Growing up, I spent my winters watching 奶奶(grandma) make Baos. 奶奶 was a small women, only made smaller over the years as she began to cockroach over herself. Barely seeing over the counter, she would grab her foot stool which successfully added a few centimetres as she continued with her kitchen ventures. She would use her entire body weight as she kneaded the dough with care. You could feel her warmth, even when a damp breeze smelling of rain and wet grass would blow through our kitchen windows.

During the 2020 lockdowns I tried to recreate 奶奶 winter Baos. While edible, my Baos were far from the mouthwatering morsels I remembered. Google was quick to remind me that making Baos was a timely process, calling for both patience and precision. But I never saw 奶奶 pick up a measuring cup in the kitchen, her winter Bao’s never demanded perfection. The dough was crumbly and stiff at first and then suddenly, smooth and slick. When the mixture collected into a ball, 奶奶 would put the dough to sleep. She would coat it lightly in oil, and rest it under the sun for two hours. Her Baos never required full attention, it gave her room to make a fresh cup of tea and get lost in her own singing.
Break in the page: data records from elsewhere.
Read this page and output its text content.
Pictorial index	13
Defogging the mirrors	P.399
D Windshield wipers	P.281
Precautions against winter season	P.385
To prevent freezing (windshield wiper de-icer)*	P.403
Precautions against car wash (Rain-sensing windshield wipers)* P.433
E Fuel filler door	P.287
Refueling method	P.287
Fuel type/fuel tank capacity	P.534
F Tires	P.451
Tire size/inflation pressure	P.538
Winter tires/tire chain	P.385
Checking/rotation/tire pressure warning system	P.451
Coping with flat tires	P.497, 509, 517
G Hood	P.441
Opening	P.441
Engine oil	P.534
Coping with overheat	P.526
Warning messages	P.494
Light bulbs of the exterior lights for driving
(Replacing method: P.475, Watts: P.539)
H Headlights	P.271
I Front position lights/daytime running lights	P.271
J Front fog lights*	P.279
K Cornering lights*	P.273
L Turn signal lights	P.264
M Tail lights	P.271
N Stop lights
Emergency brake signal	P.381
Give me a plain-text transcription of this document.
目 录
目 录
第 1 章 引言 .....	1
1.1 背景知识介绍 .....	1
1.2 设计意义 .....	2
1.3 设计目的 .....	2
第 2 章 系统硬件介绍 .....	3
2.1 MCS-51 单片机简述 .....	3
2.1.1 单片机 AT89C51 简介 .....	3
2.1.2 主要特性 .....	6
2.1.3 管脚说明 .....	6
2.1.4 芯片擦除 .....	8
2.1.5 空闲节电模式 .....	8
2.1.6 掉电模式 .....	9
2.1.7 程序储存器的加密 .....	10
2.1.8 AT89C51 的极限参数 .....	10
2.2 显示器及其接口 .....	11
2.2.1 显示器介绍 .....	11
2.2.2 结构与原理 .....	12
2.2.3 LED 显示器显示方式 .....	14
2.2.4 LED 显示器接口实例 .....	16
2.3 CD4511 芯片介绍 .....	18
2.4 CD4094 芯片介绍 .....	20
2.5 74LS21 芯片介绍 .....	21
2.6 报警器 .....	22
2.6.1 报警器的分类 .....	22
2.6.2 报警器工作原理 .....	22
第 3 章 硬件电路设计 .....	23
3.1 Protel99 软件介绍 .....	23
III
Baos are the perfect snack. They’re pillowy to the touch, with a surprise hiding in the centre. When paired with a cup of tea, your stomach instantly feels warm and loved. When I first moved away from home, I would stock up on packs of pre made Baos. Baos are easy to heat up, and make for a much better breakfast alternative than the stale toast that I always saw my flatmates eating.

In Chinese the word for “family” ( jia) is the same as the word for “home.” Home is a central part of family in Chinese culture. Growing up, my parents, grandma, aunties, cousins and siblings all lived together, a common practice seen in Chinese families. We all looked after one another, especially 奶奶. She would make dozens of Baos for us all to eat throughout the week, and us kids would help her out. Our responsibilities varied depending on our respective ages. Being the youngest, I was assigned the role of the ‘scooper’ in our makeshift assembly line, haphazardly scooping filling into each bun. Years later I would be promoted to a ‘folder.’ My small and clumsy hands would copy the movements of 奶奶 whose fingers danced nimbly as they folded and pinched the Baos together. We would always make more Baos than we could eat, freezing the extras for later.

In the last few months I have re-introduced 奶奶 Sunday Baos. Instead of making them in a full house, I now make them by myself in the confined space of my 35m2 apartment. The idea of self-care has never resonated with me. But putting the time aside every week to make something savory and delicious for future me to enjoy remains a joyful act. On July evenings when I’m too tired to muster up the energy to make anything grand, I will pull out two Baos from the freezer and heat them up alongside a bowl of turnip soup. Each bite serves as a reminder of home and comfort.